カルテNo.4 仕事ばっかりの日々では疲れてしまう
「どういう事ですか?」
「はい。この子のお母様は元々、身体があんまり強い方では無くて、この子を産んで間もなく亡くなってしまい、お父様も病気で亡くなってしまい、唯一の肉親である歳の離れたお姉様も先の大戦で殉職してしまいまして……」
「先の大戦?」
「カラカラ。桃香様。先の大戦と言うのは人間と魔人との全面戦争でございますよ。」
なるほどね。キャビンが密かに私に耳打ちしてくれて思い出したわ。前にクマ吉が言っていた人間と魔人との全面戦争の話ね。確かクマ吉が言うには犠牲者をたくさん出して終結した後味の悪そうな内容だったわ。

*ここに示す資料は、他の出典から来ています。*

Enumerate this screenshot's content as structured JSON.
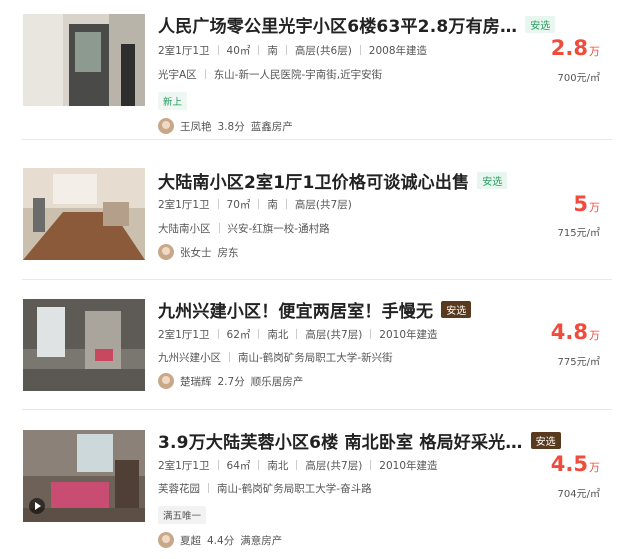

「その唯一の肉親であるお姉様も亡くなってからアペディグリー(血統)クラスから、フォルザ(強さ)クラスにクラス替えされてから彼には居場所がないらしくて……」
「それってどういう事ですか?」
「ワスア魔法学校では、家柄や血筋が通えるペディグリー(血統)クラスと将来を有望視される実力があるフォルザ(強さ)クラスに分けられます。ペディグリー(血統)クラスの場合は家からの学校への寄付金の額さえ払えば成績に関係なく学校には通えますが、寄付金が支払えなければ学校を強制退学にさせられてしまいます。」
「そんな……」
「しかし、この子の場合は実力もありましたので、学校の教員の方達の意向でフォルザ(強さ)クラスへのクラス替えで何とか退学せずに通学は許されているようです。」
「でも、どうして彼はあんまり学校へ登校していないんですか?」
「まぁ、あくまでも噂なのですけどね。この子はペディグリー(血統)クラスからフォルザ(強さ)クラスにクラス替えになってから周囲と孤立してしまいまして。」
「孤立ですか?」
「はい。この子は家柄も由緒ある伝統の貴族の家系でありこの子もこの子のお姉様も実力も兼ね備えていました。しかし、中にはそれを良く思わない生徒もいらっしゃいました。」
「周囲からの嫉妬ですか?」
「そうですね。ソレだけでなく、この子自身も周囲と打ち解けようとせず、他の教員からも腫れ物みたいな扱いで下手に関われないのです。」